After more than 20 years of serving abuse victims, Shelley Hamilton, LCSW, carries thousands of stories with her.

They are the little girl in a group therapy session who happily proclaimed that she felt “normal.” The supermarket checker who recognized Hamilton and thanked her – she had cared for him when he was in third grade; he’s now a student at UC Berkeley. The mother who tearfully confided that her daughter’s therapy has helped her heal from her own abuse.

The Center for Child Protection (CCP) at UCSF Benioff Children's Hospital Oakland offers comprehensive medical and mental health services to children impacted by violence and abuse. It’s the only program of its kind in the Bay Area, reaching about 700 families each year.

“The services we provide truly save children’s lives,” says James Crawford-Jakubiak, MD, CCP’s medical director. “We can point a child’s life in a direction that might not otherwise happen if people didn’t advocate for them. It’s so important for kids to know that someone cares.”

Serving the Entire Family

In addition to medical care immediately following abuse, the CCP team delivers healing therapy sessions, guide families through the court system, and organize an annual summer camp for victims. Philanthropy is crucial to support this work. 

“Without donors, we wouldn’t be able to provide our full spectrum of critical services,” says Hamilton, CCP’s manager. “Donors help with everything, like providing options for new clothing to children when their clothes need to be taken as evidence. These are the kinds of things that seem small but really empower kids.” 

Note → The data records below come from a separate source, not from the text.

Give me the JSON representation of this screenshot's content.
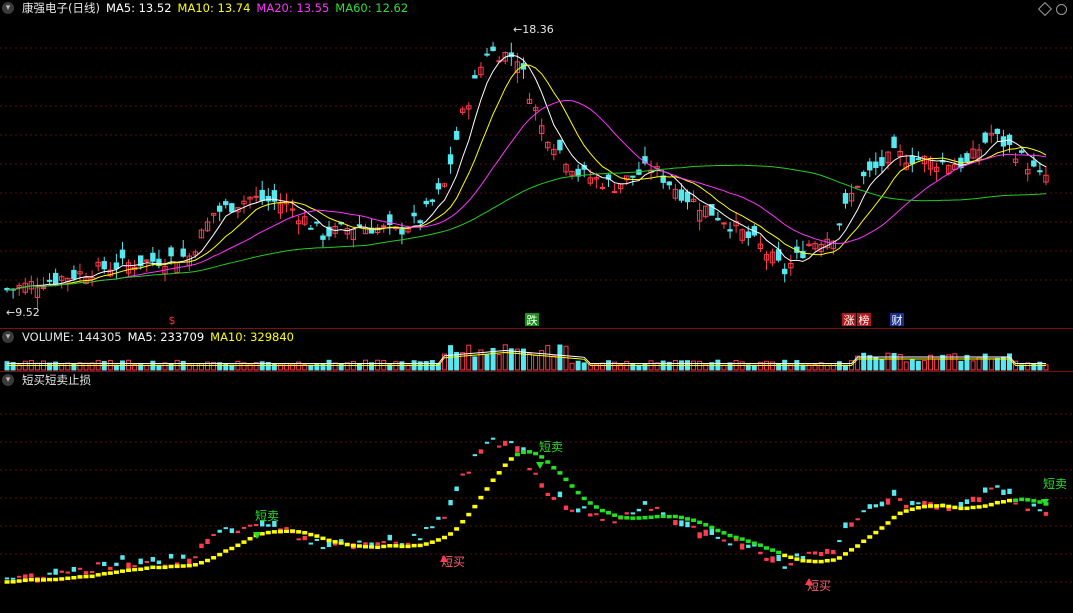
{
  "main": {
    "title": "康强电子(日线)",
    "ma": [
      {
        "label": "MA5: 13.52",
        "color": "#ffffff"
      },
      {
        "label": "MA10: 13.74",
        "color": "#ffff00"
      },
      {
        "label": "MA20: 13.55",
        "color": "#ff33ff"
      },
      {
        "label": "MA60: 12.62",
        "color": "#33dd33"
      }
    ],
    "high_label": "18.36",
    "low_label": "9.52",
    "markers": [
      {
        "text": "$",
        "color": "#ff3030"
      },
      {
        "text": "跌",
        "color": "#ffffff",
        "bg": "#1a8f1a"
      },
      {
        "text": "涨",
        "color": "#ffffff",
        "bg": "#b01818"
      },
      {
        "text": "榜",
        "color": "#ffffff",
        "bg": "#b01818"
      },
      {
        "text": "财",
        "color": "#ffffff",
        "bg": "#1a2f8f"
      }
    ]
  },
  "volume": {
    "label": "VOLUME: 144305",
    "ma5": "MA5: 233709",
    "ma10": "MA10: 329840"
  },
  "indicator": {
    "title": "短买短卖止损",
    "sell_label": "短卖",
    "buy_label": "短买"
  },
  "colors": {
    "up": "#ff3b4e",
    "down": "#55e8f0",
    "ma5": "#ffffff",
    "ma10": "#ffff00",
    "ma20": "#ff33ff",
    "ma60": "#22cc22",
    "stop_rise": "#ffff00",
    "stop_fall": "#22e022",
    "grid": "#5a0c0c",
    "volume_up": "#ff3b4e",
    "volume_down": "#55e8f0"
  },
  "icons": [
    "collapse-arrow-icon",
    "diamond-icon",
    "circle-icon"
  ]
}
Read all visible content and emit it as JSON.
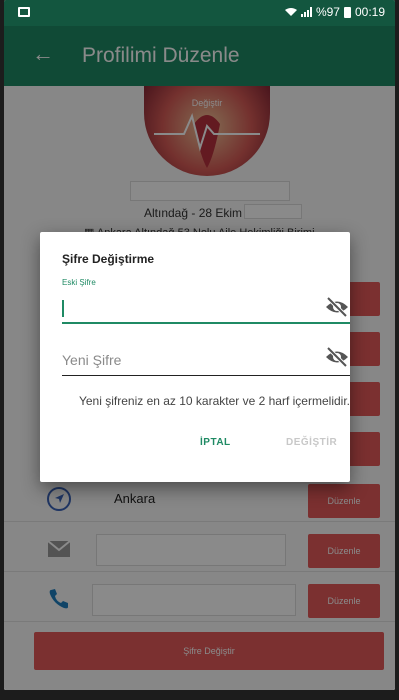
{
  "status_bar": {
    "signal_text": "%97",
    "time": "00:19"
  },
  "app_bar": {
    "title": "Profilimi Düzenle"
  },
  "profile": {
    "photo_label": "Değiştir",
    "district": "Altındağ - 28 Ekim",
    "address": "Ankara Altındağ 53 Nolu Aile Hekimliği Birimi"
  },
  "rows": [
    {
      "icon": "navigation-icon",
      "text": "Ankara",
      "button": "Düzenle"
    },
    {
      "icon": "mail-icon",
      "text": "",
      "button": "Düzenle"
    },
    {
      "icon": "phone-icon",
      "text": "",
      "button": "Düzenle"
    }
  ],
  "change_password_button": "Şifre Değiştir",
  "dialog": {
    "title": "Şifre Değiştirme",
    "old_password_label": "Eski Şifre",
    "new_password_placeholder": "Yeni Şifre",
    "hint": "Yeni şifreniz en az 10 karakter ve 2 harf içermelidir.",
    "cancel_label": "İPTAL",
    "confirm_label": "DEĞİŞTİR"
  },
  "colors": {
    "primary": "#1f8a64",
    "primary_dark": "#13563f",
    "accent_red": "#e45a5a",
    "disabled": "#c8c8c8"
  }
}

Gale Love, a speech-language pathologist in Marin, is one generous donor to the Center. “My hope is that by supporting this important work, I’m helping kids in horrific situations so they can grow up not letting that overwhelm who they are,” she says.

Preparing for the Next Wave

With the shelter-in-place order, Hamilton and Crawford-Jakubiak note, many children lost the safety net of people who might discover and report abuse – teachers, friends, grandparents. As a result, though abuse cases are believed to have climbed, the number of calls to Child Protective Services has decreased by half. 

“Once kids are able to be back in the world, we expect our caseload to go through the roof,” says Crawford-Jakubiak. “We’re bracing for a surge, and we’ll be here.”